Gel du point, compensation CSG, étalement PPCR : la FSU dit non a l’austérité salariale

, par  Laidi BenHaddou

Le gouvernement entend de nouveau bloquer les rémunérations indiciaires des agents publics en 2017 et 2018 : c’est inacceptable ! Et ce, après 9% de perte de pouvoir d’achat subi depuis 8 ans si l’on tient compte de l’inflation et de l’augmentation de la retenue pour la retraite sur le traitement brut. C’est en moyenne plus d’1% par an de baisse du salaire net à payer !

Pour le Ministre, les salaires augmentent déjà avec le déroulement de carrières (avancements d’échelon ou de grade) ! Ce raisonnement aboutit à considérer qu’une « carrière » se limiterait désormais à tenter de remonter un escalator qui descend ! Et quand l’escalator descend, c’est l’attractivité d’un métier qui est remise en cause et au final la reconnaissance des qualifications des agents qui est bafouée.

Et comme si cela ne suffisait pas, le projet de décorrélation du point d’indice entre les trois versants de la fonction publique constituerait une véritable attaque frontale contre le statut de la fonction publique et son principe d’unicité.
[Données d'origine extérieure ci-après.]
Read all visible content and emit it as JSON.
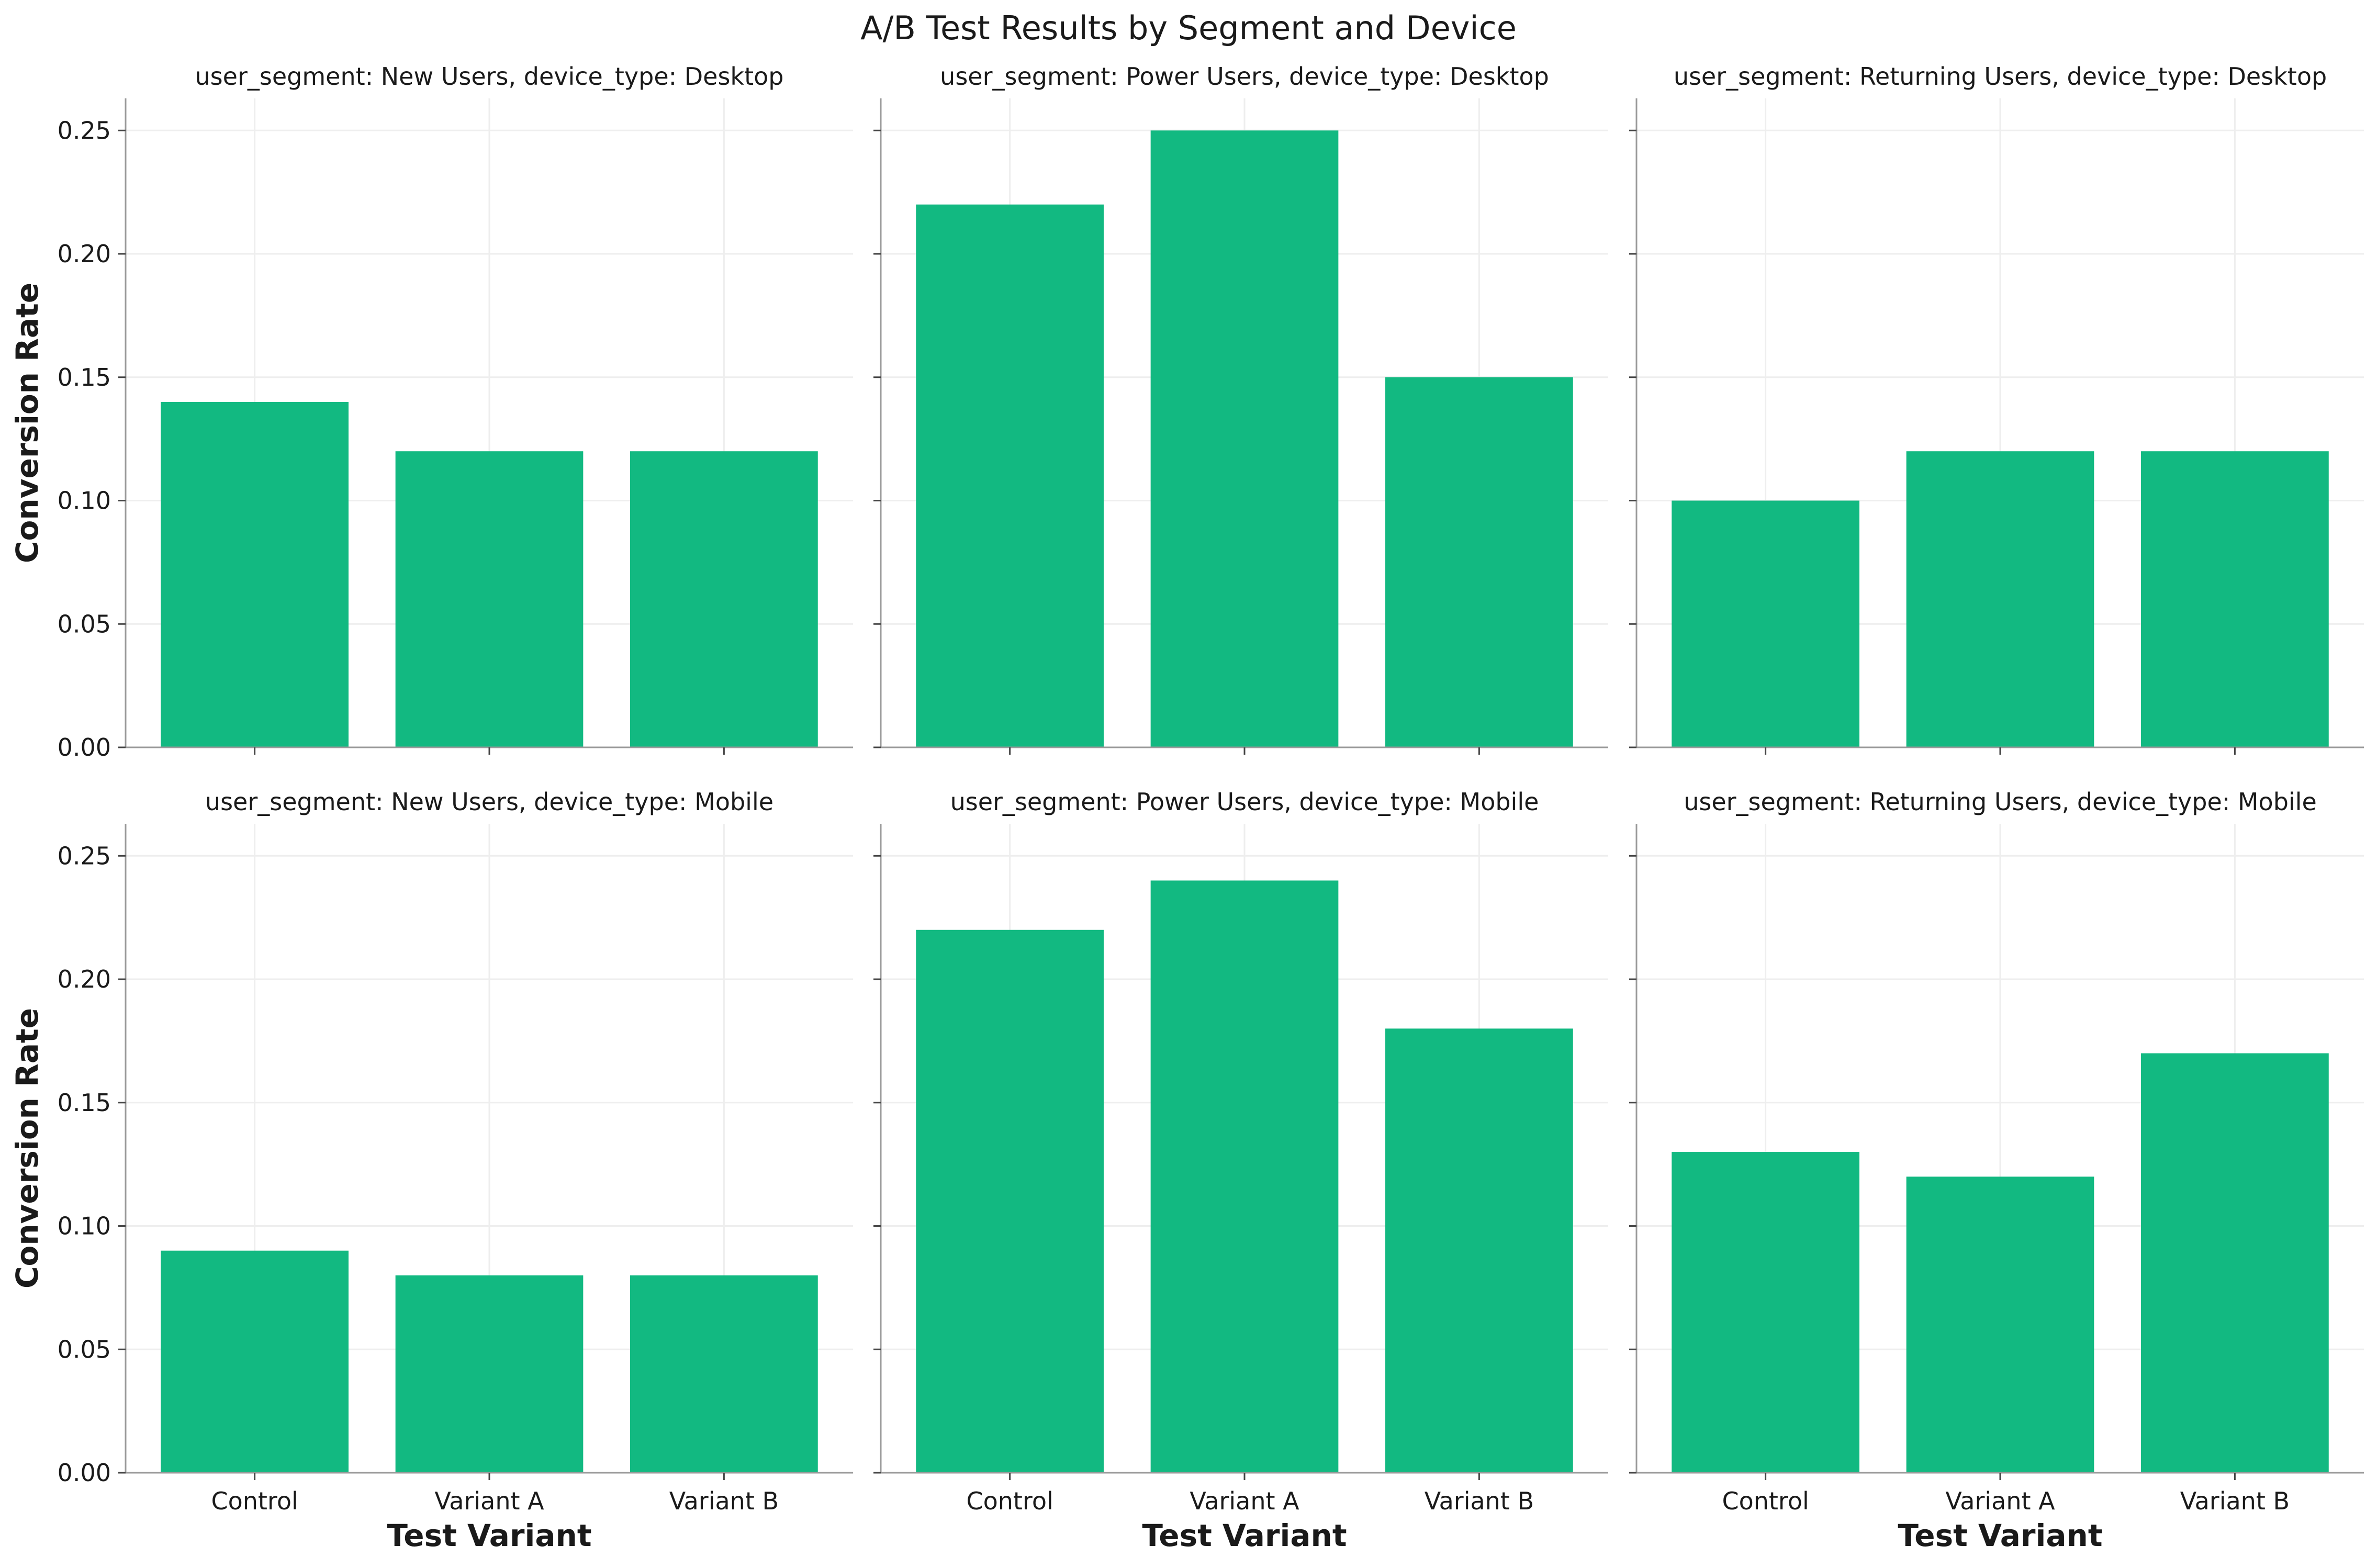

Qui pourrait imaginer une infirmière ou un agent d’accueil dont les rémunérations différeraient suivant leur employeur ? Tout le monde aura compris aussi qu’il s’agirait d’un frein à la mobilité des agents.

La FSU exige une revalorisation régulière de la valeur du point d’indice indexée sur l’évolution des prix et un plan de rattrapage des pertes subies depuis 2010.

Remise en cause de PPCR ? Cet accord arraché au précédent gouvernement, constitue pour la FSU un début de revalorisation doit être maintenu.

Certaines mesures ont d’ores et déjà été mises en œuvre, en particulier la revalorisation de nombreux échelons, les reclassements dans les nouvelles grilles et la création de nouveaux espaces indiciaires sous forme de nouveaux grades (par exemple : la nouvelle organisation de la catégorie C en 3 grades ou encore la classe exceptionnelle pour les personnels d’enseignement, d’éducation et d’orientation, créée en septembre 2017).

Ce qui est pris n’est plus à prendre !

Mais le « possible report » d’un an à partir de janvier 2018 des mesures PPCR serait une trahison du dialogue social.

En 2018 il est prévu :

- Un deuxième temps transfert primes/points pour les personnels de catégorie A, sans effet sur le salaire net mais avec un gain sur la pension : les personnels ayant prévu un départ à la retraite au cours de 2018 ne bénéficieraient pas de 10 à 15 euros de plus sur leur pension nette.
- Pour de très nombreux échelons des catégories C et B, des revalorisations qui, si elles étaient repoussées à 2019, auraient un effet net d’un an de perte de pouvoir d’achat et de dévalorisation des pensions en conséquence pour les personnels partant à la retraite.

Quid du passage en catégorie A des personnels sociaux ?

En Janvier 2019 sont prévues des revalorisations de nombreux échelons.

En 2020 est prévue la création de nouveaux échelons, en particulier un nouvel échelon en fin de deuxième grade pour les corps A-type (attachés principaux par exemple), ou pour la hors classe des professeurs des écoles, certifiés, CPE, PSY EN, allant jusqu’à l’indice 821 : si cette mesure était reportée à 2021, ce sont 50 euros mensuels sur l’année 2020 et l’intérêt pour le départ à la retraite repoussé de juillet 2020 à juillet 2021 : inacceptable !

Au contraire d’un « étalement », il faudrait dès maintenant aller plus loin que PPCR.